Affordable and fast openhole-quality logging data can be acquired by logging while tripping (LWT) pipe to enhance hydraulic fracturing operations through engineered completion designs. With costefficient LWT resistivity, density, neutron and spectral gamma ray logs, perforating and fracturing programs might be designed based on formation properties to optimize cluster placement and stage spacing. The acquisition of memory logs through LWT collars during normal trip-out eliminates the need for vertical pilot holes to evaluate pay zones and allows the completion to be optimized for toe-to-heel heterogeneity.

LWT operations

With more than 650 successful runs worldwide, LWT is a proven formation evaluation technique that allows wireline-quality openhole logs to be acquired immediately after drilling has been completed while the drilling assembly is tripped to surface. LWT measurements are obtained with standard openhole API-calibrated logging devices and meet all requirements for porosity and resistivity measurements. The battery-operated memory-based tools are lightweight with a small outer diameter, allowing simple deployment within specialized LWT drill collars.

The LWT collar, which is inserted into the drillstring on the last bit trip or on the planned reamer run, does not require any change in drilling plans or extra rig time to change to a specialized bottomhole assembly (BHA). LWT tools are deployed (pumped down) at the well total depth (TD) stage and log untethered during the normal pipe trip-out. Virtually no additional rig time is needed.

During the operation the logging tools reside at all times inside the drillpipe and can be fished, eliminating the risk of damaging or losing the tools and radioactive sources in the hole. While deploying the tools and measuring, the operator has full well control.

Unlike MWD and LWD tools, LWT tools are not a permanent part of the BHA but instead are deployed and retrieved from the drillstring only when log data are required. Operators get the benefit of significant cost savings in openhole data acquisition because

  • There is virtually no additional rig time to acquire logs;
  • Lost-in-hole charges are 10 times to 30 times lower than wireline or LWD; and
  • There is no risk of tool sticking.

The LWT collars are positioned as close to TD as possible. After reaching TD with the LWT collars in the BHA, the tools are deployed in the drillpipe and pumped down. Once landed, the rig pumps a mud pill, if required, and trips out at logging speed. The rig can circulate, rotate or reciprocate pipe with the tools landed in the collar. LWT tools have achieved greater than 98.5% uptime to date, and no tools have been lost in hole.

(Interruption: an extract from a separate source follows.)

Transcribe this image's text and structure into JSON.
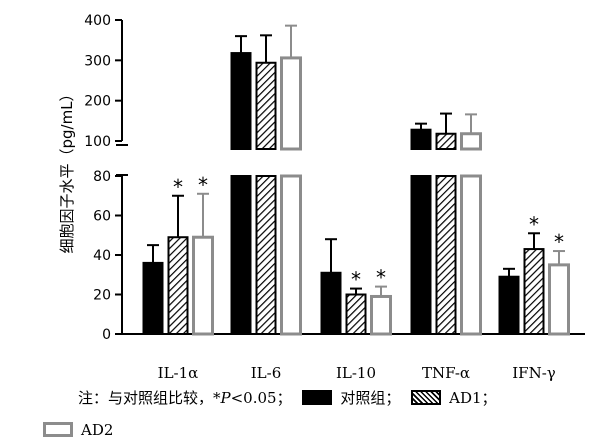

Reduction of risk, rig time savings, depth and well-towell correlation, and acquisition of formation evaluation data in poor hole conditions are potential benefits in any onshore or offshore well. In unconventional wells, the primary application is enhancing production through engineered completion designs. The traditional approach to perforating placement in horizontal wells with geometrically spaced perforating clusters and stages does not take into account toe-to-heel heterogeneity and often results in a number of perforation clusters that do not contribute to well performance. Production logging data have shown that as much as 40% of perforations might not adequately accept treating fluid, resulting in nonoptimized stimulation of the targeted reservoir.

LWT data are used to optimize completions by precisely positioning stages and perforation clusters along the wellbore that target rock with similar geomechanical and producibility properties. A proprietary ZoneGrader program integrates and analyzes LWT formation evaluation and drilling data (weight on bit, rpm, ROP, torque, MWD/gamma ray and mud logging data). This unique answer product grades the formation along the wellbore based on geomechanical and producibility formation characteristics. Geomechanical rock properties include stress, brittleness and lithology. Producibility properties include lithology, total organic carbon, porosity, permeability and saturation. With the wellbore graded by geomechanical and producibility properties, the number and position of stages can be determined and perforation clusters precisely placed.

After selecting the ideal stage spacing and perforation cluster placement, the shaped charge and gun system design can be optimized to ensure higher payback hydraulic fracturing operations. By using the advanced shaped charge designs and perforating rock with similar properties within the stage, more even proppant distribution can be achieved across all perforation clusters, which leads to enhanced production. In addition, formation breakdown can be improved and the chance of screenout decreased by placing perforations in consistent rock.

The benefits of an engineered completion design based on LWT data can be validated after flowback by deploying a special cable into the well with fiber-optic monitoring sensors. This approach is being used to record distributed temperature (DTS) and acoustic (DAS) surveys to detect and monitor the contribution of each perforation cluster. Unlike traditional production logs, the entire wellbore can be simultaneously surveyed in real time, and the results of the DTS and DAS profiles are used to optimize future stimulation programs and to consider the potential benefits of refracturing programs.